The planets of the solar system as depicted by a NASA computer illustration. Orbits and sizes are not shown to scale.
While many people can point to a picture of Jupiter or Saturn and call it a "planet," the definition of this word is much more subtle and has changed over time. Many astronomers decided on a new definition in 2006 after the discovery of several worlds at the fringes of the solar system — a decision that remains controversial.
The International Astronomical Union defined a planet as an object that:
- orbits the sun
- has sufficient mass to be round, or nearly round
- is not a satellite (moon) of another object
- has removed debris and small objects from the area around its orbit
The IAU also created a new classification, "dwarf planet," which is an object that meets planetary criteria except that it has not cleared debris from its orbital neighborhood. This definition meant that Pluto — considered a planet at the time — was demoted and reclassified as a dwarf planet. But not all scientists agree with this classification.
The term "planet" originally comes from the Greek word for "wanderer." Many ancient cultures observed these "moving stars," but it wasn't until the advent of the telescope in the 1600s that astronomers were able to look at them in more detail. Small telescopes revealed moons circling Jupiter — a big surprise to Galileo Galilei (the likely discoverer) and his opponents at the Catholic Church — as well as rings around Saturn and an ice cap on Mars.
Telescopes also revealed the existence of objects not known to the ancients, because they are too far away and small to be spotted with the naked eye. Uranus was found on March 13, 1781, by the prolific astronomer William Herschel. Ceres was discovered between Mars and Jupiter in 1801. It was originally classified as a planet, but it was later realized that Ceres was the first of a class of objects eventually called asteroids. Neptune was discovered in 1846. [Related: Solar System Planets: Order of the 8 (or 9) Planets]
Astronomers continued scouring the solar system's outer reaches in search of a large "Planet X" that was believed to be disturbing the orbits of Uranus and Neptune. While these irregularities were later discounted by further observations, Clyde Tombaugh did spot a smaller object in 1930 beyond the orbit of Neptune. Called Pluto, the object (then called a planet) was relatively small and had a highly eccentric orbit that sometimes even brought it closer to the sun than Neptune is.
Discovery of more worlds
Nothing close to Pluto's size was found in the solar system for more than two generations.

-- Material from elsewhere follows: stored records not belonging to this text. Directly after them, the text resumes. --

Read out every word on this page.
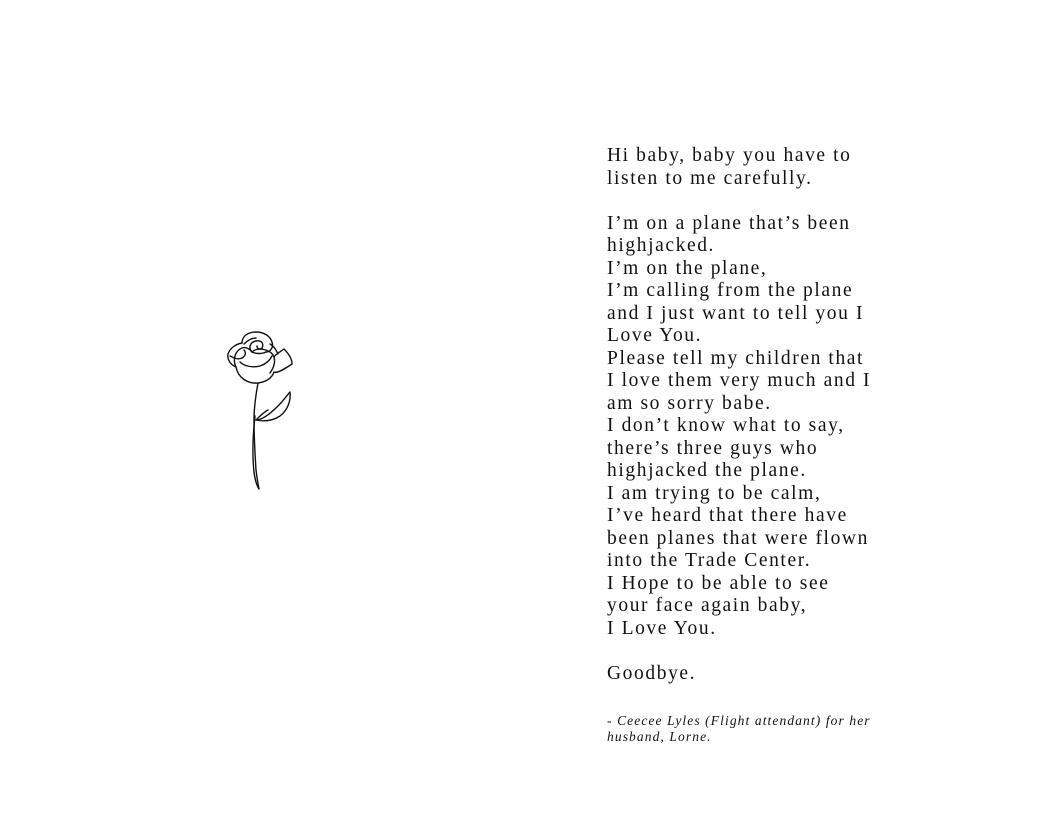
Hi baby, baby you have to
listen to me carefully.
I’m on a plane that’s been
highjacked.
I’m on the plane,
I’m calling from the plane
and I just want to tell you I
Love You.
Please tell my children that
I love them very much and I
am so sorry babe.
I don’t know what to say,
there’s three guys who
highjacked the plane.
I am trying to be calm,
I’ve heard that there have
been planes that were flown
into the Trade Center.
I Hope to be able to see
your face again baby,
I Love You.
Goodbye.
- Ceecee Lyles (Flight attendant) for her
husband, Lorne.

That changed in the 2000s, when Mike Brown — a young astronomer at the California Institute of Technology — was in search of a defining research project and decided upon searches for objects in the outer solar system.
In quick succession, Brown and his team discovered several large "trans-Neptunian objects," or icy bodies beyond Neptune's orbit. While discovering icy objects that far away was not unexpected — the supposed Oort Cloud, the birthplace of comets, should have trillions of these things — it was the size that made other astronomers pay attention.
Some of Brown's notable discoveries included Quaoar; Sedna; Haumea; Eris and its moon, Dysnomia; and Makemake. All were found in a relatively short period of time, between 2001 and 2005. Eris (which was originally nicknamed "Xena" after a popular television show of the time) was large enough that some in the media were calling it the 10th planet.
Vote and implications
With this series of discoveries confronting them, the International Astronomical Union spent two years examining the evidence and called a general meeting in 2006 to vote on what the definition of what a planet would be. The delegates present voted on a definition that excluded Pluto, Eris and any other objects that were close to the same size.
The new designation "dwarf planet" is considered to be an object orbiting the sun that is round, or approximately round, but is smaller than Mercury. The object may also be in an area with several other objects orbiting with it, such as within the asteroid belt. The IAU has only accepted five objects as dwarf planet so far: Ceres, Pluto, Eris, Makemake and Haumea. But there are many other candidate objects discovered by Brown and other astronomers in the years since.
Brown agreed with the demotion of "Xena" (which Eris was still called at the time) to dwarf planet, although he acknowledged other people felt emotional about the loss of Pluto. "I understood. Pluto was part of their mental landscape, the one they had constructed to organize their thinking about the solar system and their own place within it. Pluto seemed like the edge of existence. Ripping Pluto out of that landscape caused what felt to be an inconceivably empty hole," he wrote in his memoir, "How I Killed Pluto and Why It Had It Coming."
Years after the vote, however, there are still scientists that refer to Pluto as a planet. For example, NASA published a video in early 2014 from several speakers at the Pluto Science Conference in July 2013 who repeatedly referred to the world as a "planet". Also, people such as NASA's Alan Stern regularly present their arguments for why Pluto should still be considered a planet, citing problems with the IAU definition such as planets never fully clearing the zone around them.
A more recent discovery beyond Pluto's orbit — 2012 VP113, nicknamed "Biden," announced in early 2014 — shows that the zone between Pluto and the Oort Cloud could be populated with more objects like Sedna. The solar system is a more complex place than imagined even a couple of decades ago.